Tuesday, 11 November 2014

INTERSTELLAR

Christopher Nolan's films are so good because he takes fantastical themes, or outlandish summer blockbuster material if you prefer,  and makes it believable. He introduces reality, or the perception of reality, to the unreal. Plausibility is the key.

So who better to make a ‘hard sci fi’ epic than Christopher Nolan? Interstellar feels almost like a  spiritual companion to 2001 A Space Odyssey, if less daring (but then what is?). With a film like this - clocking in at nearly 3 hours long, pondering man's place in the Universe, the survival of the species and the exploration of space - it cannot fail to be informed by the classics of the genre. That doesn't mean it's derivative, it's just cut from the same cloth. The three hours fly by. It is immersive, gripping film making.

If you can go into this with as little knowledge of the plot as possible, the experience will be all the better for it. I provide scant plot details here simply as a taster.

In the near future, Earth is on its last legs. A decimated population existing on a planet reduced to a dust bowl. Cooper (Matthew McConaughey) is a widower, living on his farm with his two kids and father-in-law (John Lithgow). An ex-engineer and pilot by trade, farming has now becoming more valuable to an ailing humanity than anything else.

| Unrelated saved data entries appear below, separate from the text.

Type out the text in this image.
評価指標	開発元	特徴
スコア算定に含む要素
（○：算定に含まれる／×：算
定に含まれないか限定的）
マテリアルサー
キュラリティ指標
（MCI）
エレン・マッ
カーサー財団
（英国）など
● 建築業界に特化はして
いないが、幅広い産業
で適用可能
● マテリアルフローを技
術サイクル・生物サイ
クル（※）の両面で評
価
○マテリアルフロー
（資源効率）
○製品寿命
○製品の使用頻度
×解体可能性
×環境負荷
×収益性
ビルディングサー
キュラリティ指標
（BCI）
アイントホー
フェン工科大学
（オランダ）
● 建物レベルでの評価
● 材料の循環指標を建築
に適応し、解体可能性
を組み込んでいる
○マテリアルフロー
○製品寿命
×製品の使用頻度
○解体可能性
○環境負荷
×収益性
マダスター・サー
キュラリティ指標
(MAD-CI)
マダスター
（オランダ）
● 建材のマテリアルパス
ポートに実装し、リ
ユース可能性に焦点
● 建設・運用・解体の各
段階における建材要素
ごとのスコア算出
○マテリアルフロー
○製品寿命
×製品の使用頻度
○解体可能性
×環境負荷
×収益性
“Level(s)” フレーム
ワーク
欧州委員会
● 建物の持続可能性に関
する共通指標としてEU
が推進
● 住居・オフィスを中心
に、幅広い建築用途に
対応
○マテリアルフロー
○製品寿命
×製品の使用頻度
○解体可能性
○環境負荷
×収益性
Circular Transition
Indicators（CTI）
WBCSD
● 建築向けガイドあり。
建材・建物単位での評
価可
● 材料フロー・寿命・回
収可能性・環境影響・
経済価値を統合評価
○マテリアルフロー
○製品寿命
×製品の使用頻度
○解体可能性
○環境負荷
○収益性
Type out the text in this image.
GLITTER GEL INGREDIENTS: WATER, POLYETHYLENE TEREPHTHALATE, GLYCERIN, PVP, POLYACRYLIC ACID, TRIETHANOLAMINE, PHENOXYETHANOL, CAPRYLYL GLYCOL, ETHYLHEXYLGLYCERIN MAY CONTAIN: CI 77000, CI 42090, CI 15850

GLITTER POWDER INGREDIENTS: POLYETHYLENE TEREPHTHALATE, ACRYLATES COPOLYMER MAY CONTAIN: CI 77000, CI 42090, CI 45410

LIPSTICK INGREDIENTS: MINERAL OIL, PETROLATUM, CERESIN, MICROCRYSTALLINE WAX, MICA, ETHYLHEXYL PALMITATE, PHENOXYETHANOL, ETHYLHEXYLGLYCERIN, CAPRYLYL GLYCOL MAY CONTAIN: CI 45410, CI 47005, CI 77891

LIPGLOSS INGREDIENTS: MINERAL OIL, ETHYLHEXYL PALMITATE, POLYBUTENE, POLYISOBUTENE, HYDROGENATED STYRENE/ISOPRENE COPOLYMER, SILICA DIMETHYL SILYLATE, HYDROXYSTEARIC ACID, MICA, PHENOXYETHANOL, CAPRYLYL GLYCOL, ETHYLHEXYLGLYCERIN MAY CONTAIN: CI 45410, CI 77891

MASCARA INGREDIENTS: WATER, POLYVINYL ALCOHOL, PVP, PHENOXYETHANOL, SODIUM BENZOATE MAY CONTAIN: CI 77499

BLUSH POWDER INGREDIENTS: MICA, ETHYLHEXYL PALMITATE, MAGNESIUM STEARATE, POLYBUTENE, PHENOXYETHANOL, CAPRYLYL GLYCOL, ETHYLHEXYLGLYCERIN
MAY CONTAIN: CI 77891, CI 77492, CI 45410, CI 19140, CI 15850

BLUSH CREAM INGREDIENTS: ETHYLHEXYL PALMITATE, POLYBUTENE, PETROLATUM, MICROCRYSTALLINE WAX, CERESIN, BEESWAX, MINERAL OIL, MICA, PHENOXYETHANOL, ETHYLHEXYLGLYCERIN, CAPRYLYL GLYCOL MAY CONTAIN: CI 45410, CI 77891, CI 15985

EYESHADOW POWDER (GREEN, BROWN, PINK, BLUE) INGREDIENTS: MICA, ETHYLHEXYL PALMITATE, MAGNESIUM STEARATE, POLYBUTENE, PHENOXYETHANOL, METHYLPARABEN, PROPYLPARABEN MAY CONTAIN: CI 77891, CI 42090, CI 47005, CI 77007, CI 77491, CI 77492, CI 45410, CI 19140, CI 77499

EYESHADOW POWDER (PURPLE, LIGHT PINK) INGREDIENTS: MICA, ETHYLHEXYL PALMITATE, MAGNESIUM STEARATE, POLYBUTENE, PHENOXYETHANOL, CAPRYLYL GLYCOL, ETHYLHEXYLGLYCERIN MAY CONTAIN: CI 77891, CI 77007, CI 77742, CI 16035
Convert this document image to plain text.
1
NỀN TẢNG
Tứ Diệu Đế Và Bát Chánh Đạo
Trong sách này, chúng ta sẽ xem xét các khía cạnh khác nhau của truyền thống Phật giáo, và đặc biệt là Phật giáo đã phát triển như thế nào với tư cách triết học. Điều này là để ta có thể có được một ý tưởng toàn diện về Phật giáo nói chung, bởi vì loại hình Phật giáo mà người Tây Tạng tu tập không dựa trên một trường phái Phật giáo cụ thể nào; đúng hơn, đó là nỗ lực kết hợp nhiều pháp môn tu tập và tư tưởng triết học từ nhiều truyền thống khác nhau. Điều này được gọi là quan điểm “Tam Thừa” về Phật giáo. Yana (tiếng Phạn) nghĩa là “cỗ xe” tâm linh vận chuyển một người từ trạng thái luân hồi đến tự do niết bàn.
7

Cooper and his daughter, Murph, encounter the remnants of NASA, led by Professor Brand (Michael Caine), and Cooper learns that within a generation there will be nothing able to grow. The Earth is doomed, but a plan has been hatched to get out into the stars, and explore the possibilities of other planets for sustaining life. As the only pilot to have flown outside of a simulator, Cooper must make the choice whether to lead this mission or remain home with his children. To try to save humanity or stay behind and wilt with its crops.

McConaughey is excellent, amongst a 'stellar' cast that also includes Anne Hathaway, Casey Affleck, Jessica Chastain and Topher Grace. Interstellar absorbs you as you sink into this tale of exploration and bravery. It had me hooked from the word go. I loved the concept, the characters, the tech (especially the monolithic robots TARS and CASE) and above all the journey.

If there are a couple of minor faults, then I would have preferred there to have been no 'villain'. It would have been nice for this film to have been simply about humanity versus the Universe rather than having that personified by a character in part of the movie. Nonetheless it makes for some truly exciting spectacle that is otherwise hard to find fault with.

The second is a couple of nagging plot points, that are perhaps not so much plot holes, as they are lost to the whirlwind of exposition. But that really is minor quibbling.

The science and the technology could be bunk for all I know - uneducated layman that I am - and certainly I have read more than one review that has been overly concerned with nit picking the science. You could do that of course but it would be to overlook the fundamental thing about it - it's science fiction. The point of Interstellar, as with Nolan's other movies, is that it feels real. It's not a documentary, and it is not 2001 A Space Odyssey, but it is an intelligent and engaging science fiction movie, and there aren't enough of those about these days.